El corazón de San Pedro Garza García dejó de latir. Una gran parte de sus 130 mil habitantes y otro tanto de población flotante de trabajadores y visitantes que llegan diariamente al municipio más rico del país se quedaron encerrados en casa, para dejarlo prácticamente en calidad de fantasma desde esta semana.
El “tejido muscular”, como clubes, antros, restaurantes de lujo, hospitales, boutiques, oficinas, gimnasios y otros negocios de marca, así como calles y avenidas, quedaron sin vida ante la Declaratoria de Emergencia del martes pasado, al convertirse en el municipio con mayor incidencia de pacientes con coronavirus en México: 16 de los 25 casos en Nuevo León corresponde a vecinos originarios de San Pedro.
Un joven desciende de una flamante Escalade color arena para intentar comer ahí, en una de las 17 mesas vacías del restaurante Joker, pero apenas preguntó y de inmediato abandonó el lugar; desapareció el servicio dentro del local, la opción era comida para llevar.
Es un ejemplo de otros muchos, pero la vida del icónico centro comercial por excelencia del Centrito Valle se apagó en este municipio, al igual que en la mayoría de su red de 800 restaurantes y de comercios.
El gentío, los paseantes y residentes dejaron de degustar e ir de shopping a San Pedro Garza García ante la emergencia que el municipio, encabezado por el independiente Miguel Treviño, declaró, adelantándose incluso a Texas, que acaba de decretar el cierre de todos los establecimientos para evitar el contagio del Covid-19.
La “sangre sampetrina” no era visible en las arterias y venas, como en el cruce de Orinoco y Grijalva. Ahí, el icónico Frank & Stein amaneció con las puertas cerradas, cero hamburguesas.
En pleno jueves, los jóvenes no disfrutarían de sus bebidas, en The City, Abolengo, Cosmo-Social Club y Seminario.
“No hay gente, está bien jodido, solo para llevar”, dijo uno de los chavos de servicio de uno de los restaurantes de esa zona.

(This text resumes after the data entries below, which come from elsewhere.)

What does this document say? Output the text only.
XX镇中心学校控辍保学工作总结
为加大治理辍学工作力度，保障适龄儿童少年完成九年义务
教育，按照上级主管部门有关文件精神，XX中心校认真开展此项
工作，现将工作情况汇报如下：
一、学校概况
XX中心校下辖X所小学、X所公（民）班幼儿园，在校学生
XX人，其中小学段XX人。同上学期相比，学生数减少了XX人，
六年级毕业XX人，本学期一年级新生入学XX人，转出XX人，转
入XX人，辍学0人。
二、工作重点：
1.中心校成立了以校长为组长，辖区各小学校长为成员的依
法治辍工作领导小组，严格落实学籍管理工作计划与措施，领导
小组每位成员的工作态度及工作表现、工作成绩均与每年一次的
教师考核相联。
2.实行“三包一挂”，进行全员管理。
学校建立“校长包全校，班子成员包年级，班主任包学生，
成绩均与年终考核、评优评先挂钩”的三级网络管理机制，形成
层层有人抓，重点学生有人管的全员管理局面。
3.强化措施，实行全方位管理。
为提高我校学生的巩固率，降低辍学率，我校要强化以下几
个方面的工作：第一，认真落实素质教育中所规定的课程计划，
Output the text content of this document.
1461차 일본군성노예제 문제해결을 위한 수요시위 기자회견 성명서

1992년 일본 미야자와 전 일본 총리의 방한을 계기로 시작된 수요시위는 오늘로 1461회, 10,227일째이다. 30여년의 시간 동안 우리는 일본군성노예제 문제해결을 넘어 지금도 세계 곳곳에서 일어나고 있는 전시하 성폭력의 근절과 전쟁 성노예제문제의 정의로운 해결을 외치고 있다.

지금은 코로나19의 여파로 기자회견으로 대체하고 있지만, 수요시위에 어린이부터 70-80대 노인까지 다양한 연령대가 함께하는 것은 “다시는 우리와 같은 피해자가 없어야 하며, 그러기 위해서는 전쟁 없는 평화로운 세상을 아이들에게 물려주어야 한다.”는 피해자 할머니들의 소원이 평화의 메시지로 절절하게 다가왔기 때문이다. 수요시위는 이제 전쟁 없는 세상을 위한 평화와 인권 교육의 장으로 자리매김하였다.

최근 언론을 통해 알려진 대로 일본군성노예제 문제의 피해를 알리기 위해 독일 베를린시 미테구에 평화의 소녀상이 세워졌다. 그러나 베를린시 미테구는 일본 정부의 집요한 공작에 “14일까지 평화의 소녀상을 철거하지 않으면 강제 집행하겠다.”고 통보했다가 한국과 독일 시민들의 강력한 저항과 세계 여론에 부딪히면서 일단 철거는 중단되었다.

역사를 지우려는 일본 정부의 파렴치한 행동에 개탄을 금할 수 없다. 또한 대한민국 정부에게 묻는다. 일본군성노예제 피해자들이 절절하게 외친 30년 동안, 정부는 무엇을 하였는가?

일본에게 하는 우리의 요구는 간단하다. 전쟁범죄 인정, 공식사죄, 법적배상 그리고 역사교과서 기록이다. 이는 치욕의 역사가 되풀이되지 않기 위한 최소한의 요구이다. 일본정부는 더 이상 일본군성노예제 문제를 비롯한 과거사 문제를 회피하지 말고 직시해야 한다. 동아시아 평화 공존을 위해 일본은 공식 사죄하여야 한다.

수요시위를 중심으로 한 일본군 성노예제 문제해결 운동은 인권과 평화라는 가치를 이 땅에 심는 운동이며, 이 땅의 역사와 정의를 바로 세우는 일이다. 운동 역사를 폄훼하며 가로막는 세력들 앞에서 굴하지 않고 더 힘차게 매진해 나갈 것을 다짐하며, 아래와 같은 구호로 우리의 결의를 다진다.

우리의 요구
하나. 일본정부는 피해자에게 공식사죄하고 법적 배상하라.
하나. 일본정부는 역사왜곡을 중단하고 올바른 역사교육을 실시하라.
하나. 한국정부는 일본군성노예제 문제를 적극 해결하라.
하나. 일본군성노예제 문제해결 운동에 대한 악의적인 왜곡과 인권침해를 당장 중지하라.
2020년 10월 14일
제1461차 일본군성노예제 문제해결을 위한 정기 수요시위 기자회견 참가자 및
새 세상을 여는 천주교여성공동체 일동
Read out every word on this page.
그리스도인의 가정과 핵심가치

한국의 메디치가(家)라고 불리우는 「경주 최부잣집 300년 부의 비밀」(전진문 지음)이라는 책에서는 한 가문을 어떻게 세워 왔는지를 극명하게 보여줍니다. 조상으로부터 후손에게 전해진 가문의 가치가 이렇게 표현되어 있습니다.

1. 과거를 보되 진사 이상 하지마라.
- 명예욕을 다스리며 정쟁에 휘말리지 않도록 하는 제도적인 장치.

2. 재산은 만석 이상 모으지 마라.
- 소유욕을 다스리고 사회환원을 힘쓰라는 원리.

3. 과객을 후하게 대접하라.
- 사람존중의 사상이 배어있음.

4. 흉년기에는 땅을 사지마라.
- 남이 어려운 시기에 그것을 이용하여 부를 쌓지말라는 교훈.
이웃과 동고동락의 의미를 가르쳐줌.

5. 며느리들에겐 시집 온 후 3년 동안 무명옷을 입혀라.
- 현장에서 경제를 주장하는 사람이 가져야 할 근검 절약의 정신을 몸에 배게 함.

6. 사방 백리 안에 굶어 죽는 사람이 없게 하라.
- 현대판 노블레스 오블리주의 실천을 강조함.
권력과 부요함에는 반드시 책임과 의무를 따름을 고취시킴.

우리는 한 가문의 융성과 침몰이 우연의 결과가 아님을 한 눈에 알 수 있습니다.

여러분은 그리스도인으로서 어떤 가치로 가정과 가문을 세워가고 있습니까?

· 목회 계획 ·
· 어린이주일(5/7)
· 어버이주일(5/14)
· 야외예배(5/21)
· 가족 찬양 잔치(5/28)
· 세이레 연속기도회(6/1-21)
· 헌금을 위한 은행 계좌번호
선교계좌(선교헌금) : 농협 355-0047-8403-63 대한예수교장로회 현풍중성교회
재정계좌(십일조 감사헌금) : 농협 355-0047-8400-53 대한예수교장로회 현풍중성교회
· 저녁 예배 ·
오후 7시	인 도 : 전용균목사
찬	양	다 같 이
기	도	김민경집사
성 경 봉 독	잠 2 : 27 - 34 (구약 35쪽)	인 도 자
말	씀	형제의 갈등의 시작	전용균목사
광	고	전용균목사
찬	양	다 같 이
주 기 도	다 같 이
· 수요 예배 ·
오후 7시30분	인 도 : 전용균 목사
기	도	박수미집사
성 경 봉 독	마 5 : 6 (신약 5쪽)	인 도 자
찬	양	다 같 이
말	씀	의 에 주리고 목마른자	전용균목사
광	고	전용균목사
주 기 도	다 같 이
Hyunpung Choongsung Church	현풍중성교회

Los jóvenes ya no se ven por ningún lado, solo algunos motociclistas, cajeros, valet parking, meseros, chefs, cocineros y lavaplatos, sin trabajo o esperando por lo menos algún extra.
La vida en Plaza Fiesta San Agustín, ya con casi 30 años de operar como uno de los mall pioneros al estilo McAllen, se extinguió. Estaba prácticamente vacío.
Las avenidas Gómez Morín, Lázaro Cárdenas, Ricardo Margáin y Vasconcelos lucían sombrías y espectrales. No se veían los 100 mil automóviles que en su mayoría pasan por ahí.
El hospital Zambrano-Hellion recomendó no pararse en el edificio sede, enclavado en la lujosa zona comercial de Valle Oriente, sino antes llamar a un contacto y así lo hizo saber con una manta gigante colocada en su fachada.
“Si tienes fiebre, tos o dificultad respiratoria, te recomendamos no venir a ninguna de las instalaciones del TecSalud (Hospital Zambrano Hellion u Hospital San José) sin antes contactarnos por WhatsApp: 81.8888.0775 y correo electrónico: covid19@tecsalud.mx”.
A lo lejos, en el Showcenter Complex, el auditorio para conciertos, aún estaba el monumental panorámico digital que informaba de diversos espectáculos.
Debajo de este anuncio electrónico, dos trabajadores con tapabocas, que realizaban trabajos de albañilería; a un lado de ellos, un taxista esperando pasajero; al otro lado, un joven aguardando a su pareja con el fondo de Plaza Fiesta San Agustín con las luces apagadas, al igual que su vida desde esta semana.